# Signature Block Hard Return



## deannc (Aug 21, 2010)

Can someone tell me how to get a hard return or <br> to work?  Using the space bar to push things far enough to get them on a different line is a pita. lol

Thanks for any help.


----------



## pineywoods (Aug 21, 2010)

Check out this Wiki

http://www.smokingmeatforums.com/wiki/signature-tutorial


----------



## deannc (Aug 21, 2010)

Piney, thanks the link...I tried that before but can't get the code to work for some reason. I used < > and [ ] brackets and the code still shows up with the text.


----------



## dale5351 (Aug 21, 2010)

When you get down to "edit Signature block", did you click on the "Source" button in the upper left hand corner?  when you do that, it displays your sig with the various <br/> there.
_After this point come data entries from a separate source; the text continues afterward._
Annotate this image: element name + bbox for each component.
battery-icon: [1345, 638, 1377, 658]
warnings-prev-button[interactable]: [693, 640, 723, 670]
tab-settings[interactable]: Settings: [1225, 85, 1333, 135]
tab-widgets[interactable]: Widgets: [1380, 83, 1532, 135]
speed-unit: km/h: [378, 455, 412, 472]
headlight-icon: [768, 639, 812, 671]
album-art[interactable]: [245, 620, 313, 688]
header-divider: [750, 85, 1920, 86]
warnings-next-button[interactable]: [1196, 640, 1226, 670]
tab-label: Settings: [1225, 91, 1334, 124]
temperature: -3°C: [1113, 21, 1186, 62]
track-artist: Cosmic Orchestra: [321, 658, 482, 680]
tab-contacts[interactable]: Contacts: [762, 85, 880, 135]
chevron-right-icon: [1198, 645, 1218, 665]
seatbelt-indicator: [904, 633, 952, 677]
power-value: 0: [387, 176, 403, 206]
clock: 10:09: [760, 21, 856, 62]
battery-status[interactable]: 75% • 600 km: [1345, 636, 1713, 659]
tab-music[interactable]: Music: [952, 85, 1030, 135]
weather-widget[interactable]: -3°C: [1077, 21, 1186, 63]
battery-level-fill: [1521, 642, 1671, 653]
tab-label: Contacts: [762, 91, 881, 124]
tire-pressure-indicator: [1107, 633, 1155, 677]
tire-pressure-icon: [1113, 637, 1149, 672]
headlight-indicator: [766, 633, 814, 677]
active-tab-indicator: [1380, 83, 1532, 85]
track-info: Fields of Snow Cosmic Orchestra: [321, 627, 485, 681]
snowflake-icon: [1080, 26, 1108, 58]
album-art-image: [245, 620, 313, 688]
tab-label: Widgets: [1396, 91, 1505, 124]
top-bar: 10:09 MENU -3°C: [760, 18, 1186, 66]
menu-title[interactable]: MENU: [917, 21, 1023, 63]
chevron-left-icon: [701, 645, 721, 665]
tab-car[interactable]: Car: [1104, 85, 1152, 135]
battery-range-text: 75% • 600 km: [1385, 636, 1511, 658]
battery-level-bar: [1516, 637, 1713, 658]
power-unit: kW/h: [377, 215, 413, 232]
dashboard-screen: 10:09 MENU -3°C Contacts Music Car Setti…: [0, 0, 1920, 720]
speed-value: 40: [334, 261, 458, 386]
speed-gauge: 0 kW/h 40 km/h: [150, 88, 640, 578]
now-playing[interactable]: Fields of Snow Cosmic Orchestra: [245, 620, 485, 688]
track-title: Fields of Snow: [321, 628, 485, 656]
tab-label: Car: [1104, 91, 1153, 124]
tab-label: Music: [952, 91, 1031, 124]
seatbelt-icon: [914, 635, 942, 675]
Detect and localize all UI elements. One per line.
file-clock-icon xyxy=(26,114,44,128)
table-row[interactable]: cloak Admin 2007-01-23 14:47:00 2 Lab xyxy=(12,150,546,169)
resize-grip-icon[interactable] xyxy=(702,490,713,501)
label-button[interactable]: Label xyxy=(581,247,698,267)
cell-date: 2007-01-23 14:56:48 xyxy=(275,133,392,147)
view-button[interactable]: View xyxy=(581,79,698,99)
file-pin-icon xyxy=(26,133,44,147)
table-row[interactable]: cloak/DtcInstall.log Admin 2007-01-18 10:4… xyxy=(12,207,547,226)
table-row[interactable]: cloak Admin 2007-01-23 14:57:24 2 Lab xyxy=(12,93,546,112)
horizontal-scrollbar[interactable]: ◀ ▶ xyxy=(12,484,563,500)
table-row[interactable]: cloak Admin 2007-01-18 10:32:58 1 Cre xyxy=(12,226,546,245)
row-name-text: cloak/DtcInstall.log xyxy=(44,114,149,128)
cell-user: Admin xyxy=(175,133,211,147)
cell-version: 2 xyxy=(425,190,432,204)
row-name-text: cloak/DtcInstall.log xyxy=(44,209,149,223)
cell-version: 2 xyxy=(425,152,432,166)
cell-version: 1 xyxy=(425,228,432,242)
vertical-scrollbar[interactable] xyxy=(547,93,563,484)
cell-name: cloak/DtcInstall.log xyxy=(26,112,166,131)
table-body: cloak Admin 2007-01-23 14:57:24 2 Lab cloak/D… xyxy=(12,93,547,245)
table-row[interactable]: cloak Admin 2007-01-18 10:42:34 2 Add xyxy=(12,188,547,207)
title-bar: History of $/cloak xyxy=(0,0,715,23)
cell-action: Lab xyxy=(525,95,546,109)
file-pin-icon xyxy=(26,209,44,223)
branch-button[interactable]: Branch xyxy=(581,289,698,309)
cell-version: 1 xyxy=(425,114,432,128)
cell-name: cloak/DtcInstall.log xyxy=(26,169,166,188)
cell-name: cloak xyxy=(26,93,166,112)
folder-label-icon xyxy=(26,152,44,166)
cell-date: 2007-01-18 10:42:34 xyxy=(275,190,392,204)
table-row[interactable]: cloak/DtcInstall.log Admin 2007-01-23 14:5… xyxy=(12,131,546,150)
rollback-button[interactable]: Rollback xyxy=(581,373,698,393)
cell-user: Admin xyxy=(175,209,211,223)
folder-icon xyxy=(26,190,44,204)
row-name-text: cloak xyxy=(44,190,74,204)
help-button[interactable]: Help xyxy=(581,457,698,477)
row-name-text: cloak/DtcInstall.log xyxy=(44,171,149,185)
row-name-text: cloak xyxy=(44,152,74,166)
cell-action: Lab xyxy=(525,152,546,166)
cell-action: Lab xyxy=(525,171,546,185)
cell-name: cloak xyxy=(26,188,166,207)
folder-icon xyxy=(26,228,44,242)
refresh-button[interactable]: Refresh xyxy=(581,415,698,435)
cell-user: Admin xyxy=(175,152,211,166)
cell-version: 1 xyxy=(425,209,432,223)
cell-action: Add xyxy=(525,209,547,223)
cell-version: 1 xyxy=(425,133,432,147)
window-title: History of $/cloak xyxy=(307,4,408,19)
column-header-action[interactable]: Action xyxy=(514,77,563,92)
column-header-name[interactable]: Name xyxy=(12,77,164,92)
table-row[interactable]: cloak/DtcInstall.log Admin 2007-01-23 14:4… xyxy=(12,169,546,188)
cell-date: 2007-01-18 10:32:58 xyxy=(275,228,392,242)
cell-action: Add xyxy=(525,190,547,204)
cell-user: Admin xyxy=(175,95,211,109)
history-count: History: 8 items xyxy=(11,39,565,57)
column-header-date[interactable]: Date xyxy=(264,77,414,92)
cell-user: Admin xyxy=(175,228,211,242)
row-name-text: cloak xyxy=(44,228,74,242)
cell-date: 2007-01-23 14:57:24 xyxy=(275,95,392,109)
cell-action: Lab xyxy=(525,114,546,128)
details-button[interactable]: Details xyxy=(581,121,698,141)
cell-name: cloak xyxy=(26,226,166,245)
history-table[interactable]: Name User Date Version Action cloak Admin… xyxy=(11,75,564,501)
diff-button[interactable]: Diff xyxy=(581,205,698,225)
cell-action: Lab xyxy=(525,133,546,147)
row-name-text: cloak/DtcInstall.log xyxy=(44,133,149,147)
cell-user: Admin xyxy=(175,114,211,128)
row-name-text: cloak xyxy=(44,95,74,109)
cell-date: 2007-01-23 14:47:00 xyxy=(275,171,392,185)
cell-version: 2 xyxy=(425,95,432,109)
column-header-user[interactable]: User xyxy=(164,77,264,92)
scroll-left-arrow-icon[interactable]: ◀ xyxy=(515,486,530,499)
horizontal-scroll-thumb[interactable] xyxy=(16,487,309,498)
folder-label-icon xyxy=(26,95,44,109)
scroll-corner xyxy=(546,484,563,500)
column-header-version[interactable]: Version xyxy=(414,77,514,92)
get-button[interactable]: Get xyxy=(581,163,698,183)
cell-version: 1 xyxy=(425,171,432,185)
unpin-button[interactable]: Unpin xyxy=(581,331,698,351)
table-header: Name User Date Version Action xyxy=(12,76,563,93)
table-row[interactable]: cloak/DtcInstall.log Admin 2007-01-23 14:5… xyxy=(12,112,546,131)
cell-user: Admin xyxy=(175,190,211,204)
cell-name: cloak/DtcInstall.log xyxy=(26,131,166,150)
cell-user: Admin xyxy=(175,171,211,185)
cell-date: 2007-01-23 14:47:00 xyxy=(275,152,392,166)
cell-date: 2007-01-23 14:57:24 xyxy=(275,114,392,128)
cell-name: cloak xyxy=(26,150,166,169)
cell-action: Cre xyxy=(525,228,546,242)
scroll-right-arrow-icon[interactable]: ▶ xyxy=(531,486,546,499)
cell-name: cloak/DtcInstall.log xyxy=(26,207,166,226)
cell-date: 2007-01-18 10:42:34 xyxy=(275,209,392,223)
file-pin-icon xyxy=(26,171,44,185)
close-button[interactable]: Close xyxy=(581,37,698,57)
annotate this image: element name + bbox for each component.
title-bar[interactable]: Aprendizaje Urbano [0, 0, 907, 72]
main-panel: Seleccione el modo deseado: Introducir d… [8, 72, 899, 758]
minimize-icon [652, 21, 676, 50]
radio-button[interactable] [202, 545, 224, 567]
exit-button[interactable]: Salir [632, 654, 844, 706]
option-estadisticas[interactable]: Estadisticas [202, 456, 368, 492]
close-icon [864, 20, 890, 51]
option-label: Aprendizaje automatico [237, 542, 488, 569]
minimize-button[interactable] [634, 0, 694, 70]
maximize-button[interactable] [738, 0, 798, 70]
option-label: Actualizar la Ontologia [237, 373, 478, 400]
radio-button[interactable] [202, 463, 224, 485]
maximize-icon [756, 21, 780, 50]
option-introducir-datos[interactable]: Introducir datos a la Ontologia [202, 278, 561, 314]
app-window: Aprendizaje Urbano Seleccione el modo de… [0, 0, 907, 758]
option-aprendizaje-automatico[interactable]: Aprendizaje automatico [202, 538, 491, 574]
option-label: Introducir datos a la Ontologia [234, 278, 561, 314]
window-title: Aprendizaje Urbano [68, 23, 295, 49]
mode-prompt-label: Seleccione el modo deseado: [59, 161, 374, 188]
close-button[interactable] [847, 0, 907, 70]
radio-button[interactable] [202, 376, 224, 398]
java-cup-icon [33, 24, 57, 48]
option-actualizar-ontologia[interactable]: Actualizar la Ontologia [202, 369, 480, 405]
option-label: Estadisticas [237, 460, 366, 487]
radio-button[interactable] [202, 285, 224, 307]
Here is the way mine block looks when I hit "source"

<p>
 4 year old Masterbuilt 30<br />
 Weber propane grill<br />
 A-Maze-N smoke generator<br />
 FoodSaver Vacuum Sealer </p>


----------



## deannc (Aug 21, 2010)

Doooh!!  Dale, thanks!  Now I get it...LOL


----------



## meateater (Aug 21, 2010)

Sorry I wrote that Wiki and forgot about clicking the source button first, I'll have to go in and  fix that. My apologies.


----------



## deannc (Aug 21, 2010)

meateater - thanks for writing it!  I should have seen the source button and to think I knew html back in the 90s... 
	

	
	
		
		



		
		
	


	





LOL


----------